The ALJ follows a five-step sequential process in determining whether a person is disabled or continues to be disabled within the meaning of the Social Security Act (SSA). See 20 C.F.R. § 404.1520(a)(4)(i)-(v); 20 C.F.R. § 404.1594. As relevant here, where a claimant is found to have at least one severe impairment at step two of the sequential process, see 20 C.F.R. § 404.1520(a)(4)(ii), step three requires the ALJ to evaluate whether the claimant's impairments meet or medically equal any of the impairments listed in 20 C.F.R., Part 404, Subpart P, App. 1. See C.F.R. §§ 404.1520(a)(4)(iii), and (d); 20 C.F.R. § 404.1525; see also Tackett v. Apfel, 180 F.3d 1094, 1098 (9th Cir. 1999). If a claimant is found to have “an impairment or combination of impairments that meets or equals a condition outlined in the ‘Listing of Impairments,' the claimant is presumed disabled at step three [of the sequential process], and the ALJ need not make any specific finding as to his or her ability to perform past relevant work or any other jobs.” Lewis v. Apfel, 236 F.3d 503, 512 (9th Cir. 2001) (citing 20 C.F.R. § 404.1520(d)).

“To meet a listed impairment, a claimant must establish that they meet each characteristic of a listed impairment relevant to his or her claim.” Tackett, 180 F.3d at 1099 (emphasis in original). “To equal a listed impairment, a claimant must establish symptoms, signs, and laboratory findings ‘at least in severity and duration' to the characteristics of a relevant listed impairment, or if a claimant's impairment is not listed, then to the listed impairment most like the claimant's impairment.” Id. (emphasis in original); 20 C.F.R. § 404.1526(a).

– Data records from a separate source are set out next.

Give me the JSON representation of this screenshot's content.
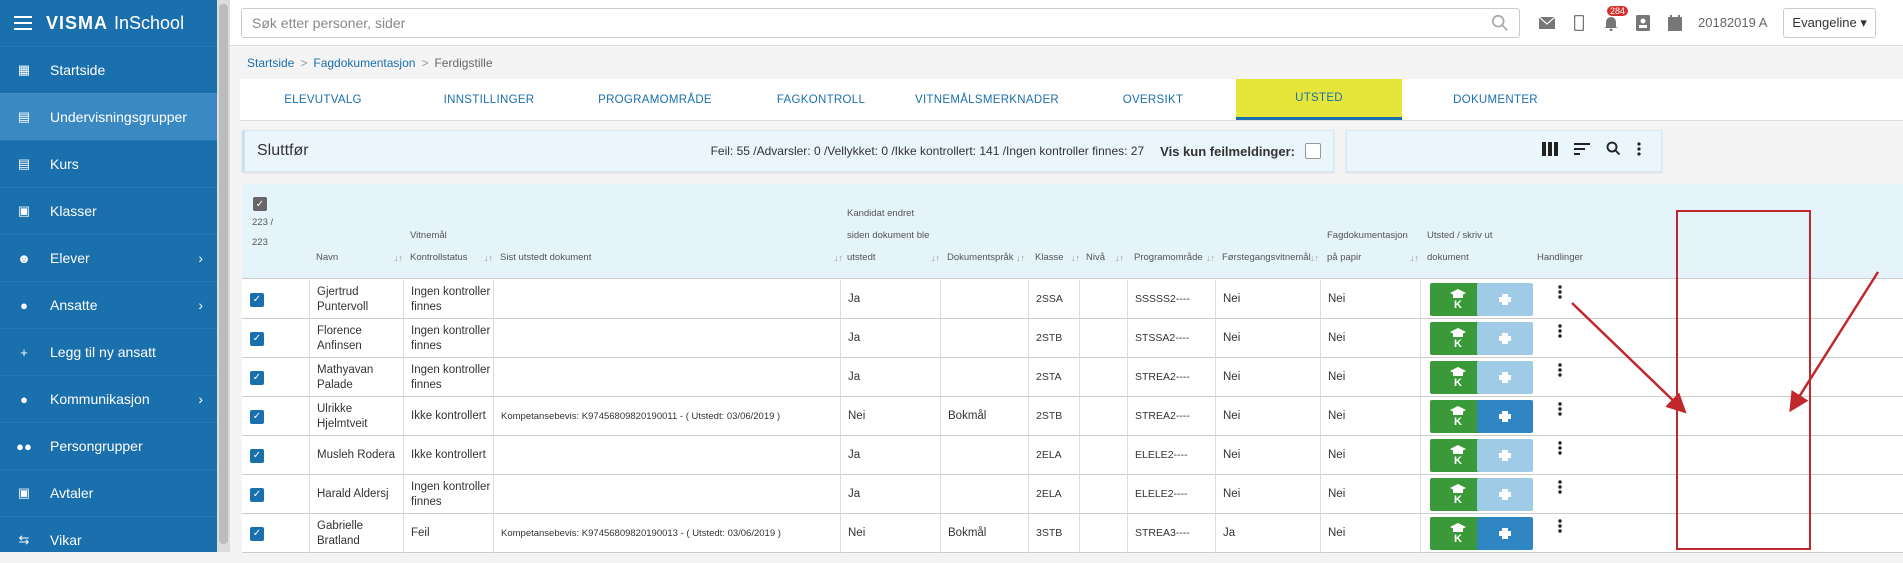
{
  "app": {
    "brand_mark": "VISMA",
    "brand_sub": "InSchool"
  },
  "sidebar": {
    "items": [
      {
        "label": "Startside",
        "icon": "grid-icon",
        "glyph": "▦"
      },
      {
        "label": "Undervisningsgrupper",
        "icon": "book-icon",
        "glyph": "▤"
      },
      {
        "label": "Kurs",
        "icon": "book-icon",
        "glyph": "▤"
      },
      {
        "label": "Klasser",
        "icon": "classroom-icon",
        "glyph": "▣"
      },
      {
        "label": "Elever",
        "icon": "student-icon",
        "glyph": "☻",
        "chevron": "›"
      },
      {
        "label": "Ansatte",
        "icon": "person-icon",
        "glyph": "●",
        "chevron": "›"
      },
      {
        "label": "Legg til ny ansatt",
        "icon": "plus-icon",
        "glyph": "+"
      },
      {
        "label": "Kommunikasjon",
        "icon": "chat-icon",
        "glyph": "●",
        "chevron": "›"
      },
      {
        "label": "Persongrupper",
        "icon": "group-icon",
        "glyph": "●●"
      },
      {
        "label": "Avtaler",
        "icon": "calendar-icon",
        "glyph": "▣"
      },
      {
        "label": "Vikar",
        "icon": "swap-icon",
        "glyph": "⇆"
      }
    ]
  },
  "topbar": {
    "search_placeholder": "Søk etter personer, sider",
    "notification_count": "284",
    "school_year": "20182019 A",
    "user": "Evangeline ▾"
  },
  "breadcrumb": [
    "Startside",
    "Fagdokumentasjon",
    "Ferdigstille"
  ],
  "tabs": [
    "ELEVUTVALG",
    "INNSTILLINGER",
    "PROGRAMOMRÅDE",
    "FAGKONTROLL",
    "VITNEMÅLSMERKNADER",
    "OVERSIKT",
    "UTSTED",
    "DOKUMENTER"
  ],
  "active_tab": "UTSTED",
  "panel": {
    "title": "Sluttfør",
    "stats": "Feil: 55 /Advarsler: 0 /Vellykket: 0 /Ikke kontrollert: 141 /Ingen kontroller finnes: 27",
    "filter_label": "Vis kun feilmeldinger:"
  },
  "table": {
    "selected_count": "223 /",
    "total_count": "223",
    "headers": {
      "navn": "Navn",
      "vitnemal": "Vitnemål",
      "kontrollstatus": "Kontrollstatus",
      "sist_utstedt": "Sist utstedt dokument",
      "kandidat_1": "Kandidat endret",
      "kandidat_2": "siden dokument ble",
      "kandidat_3": "utstedt",
      "dokumentsprak": "Dokumentspråk",
      "klasse": "Klasse",
      "niva": "Nivå",
      "programomrade": "Programområde",
      "forstegang": "Førstegangsvitnemål",
      "fagdok_1": "Fagdokumentasjon",
      "fagdok_2": "på papir",
      "utsted_1": "Utsted / skriv ut",
      "utsted_2": "dokument",
      "handlinger": "Handlinger"
    },
    "k_label": "K",
    "rows": [
      {
        "name1": "Gjertrud",
        "name2": "Puntervoll",
        "status1": "Ingen kontroller",
        "status2": "finnes",
        "doc": "",
        "changed": "Ja",
        "lang": "",
        "klasse": "2SSA",
        "niva": "",
        "prog": "SSSSS2----",
        "first": "Nei",
        "paper": "Nei",
        "print_active": false
      },
      {
        "name1": "Florence",
        "name2": "Anfinsen",
        "status1": "Ingen kontroller",
        "status2": "finnes",
        "doc": "",
        "changed": "Ja",
        "lang": "",
        "klasse": "2STB",
        "niva": "",
        "prog": "STSSA2----",
        "first": "Nei",
        "paper": "Nei",
        "print_active": false
      },
      {
        "name1": "Mathyavan",
        "name2": "Palade",
        "status1": "Ingen kontroller",
        "status2": "finnes",
        "doc": "",
        "changed": "Ja",
        "lang": "",
        "klasse": "2STA",
        "niva": "",
        "prog": "STREA2----",
        "first": "Nei",
        "paper": "Nei",
        "print_active": false
      },
      {
        "name1": "Ulrikke",
        "name2": "Hjelmtveit",
        "status1": "Ikke kontrollert",
        "status2": "",
        "doc": "Kompetansebevis: K97456809820190011 - ( Utstedt: 03/06/2019 )",
        "changed": "Nei",
        "lang": "Bokmål",
        "klasse": "2STB",
        "niva": "",
        "prog": "STREA2----",
        "first": "Nei",
        "paper": "Nei",
        "print_active": true
      },
      {
        "name1": "Musleh Rodera",
        "name2": "",
        "status1": "Ikke kontrollert",
        "status2": "",
        "doc": "",
        "changed": "Ja",
        "lang": "",
        "klasse": "2ELA",
        "niva": "",
        "prog": "ELELE2----",
        "first": "Nei",
        "paper": "Nei",
        "print_active": false
      },
      {
        "name1": "Harald Aldersj",
        "name2": "",
        "status1": "Ingen kontroller",
        "status2": "finnes",
        "doc": "",
        "changed": "Ja",
        "lang": "",
        "klasse": "2ELA",
        "niva": "",
        "prog": "ELELE2----",
        "first": "Nei",
        "paper": "Nei",
        "print_active": false
      },
      {
        "name1": "Gabrielle",
        "name2": "Bratland",
        "status1": "Feil",
        "status2": "",
        "doc": "Kompetansebevis: K97456809820190013 - ( Utstedt: 03/06/2019 )",
        "changed": "Nei",
        "lang": "Bokmål",
        "klasse": "3STB",
        "niva": "",
        "prog": "STREA3----",
        "first": "Ja",
        "paper": "Nei",
        "print_active": true
      }
    ]
  },
  "colors": {
    "sidebar": "#1a6fad",
    "active_tab": "#e6e63a",
    "k_button": "#3a9a3a",
    "print_active": "#2f86c2",
    "print_inactive": "#9fcbe6",
    "annotation": "#c0282c"
  }
}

The claimant bears the burden of producing medical evidence that establishes all of the requisite medical findings that his or her impairments meet or equal a particular listing. Bowen v. Yuckert, 482 U.S. 137, 146, n. 5 (1987). If the claimant is alleging equivalency to a listing, the claimant must proffer a theory, plausible or otherwise, as to how their combined impairments equal a listing. See Lewis, 236 F.3d at 514. Although it is the claimant's burden at step three, “[a]n ALJ must evaluate the relevant evidence before concluding that a claimant's impairments do nor meet or equal a listed impairment. A boilerplate finding is insufficient to support a conclusion that a claimant's impairment does not do so.” Id. at 512. However, the ALJ is not required to state why a claimant fails to satisfy every criteria of the listing if the ALJ adequately summarizes and evaluates the evidence. Id.; see also Gonzalez v. Sullivan, 914 F.2d 1197, 1200-01 (9th Cir. 1990).

b. Analysis

Here, the ALJ found Plaintiff's headaches, anxiety, depression, right inguinal hernia, and opioid dependence and cannabis use were severe impairments at step two. AR 29. At step three, the ALJ concluded that Plaintiff's migraines did not meet or equal a listed impairment, stating that “record fail[ed] to demonstrate that [Plaintiff] suffer[ed] from dyscognitive seizures that occur[red] at least once a week for at least three consecutive months or once every two weeks for at least three consecutive months.” AR 29.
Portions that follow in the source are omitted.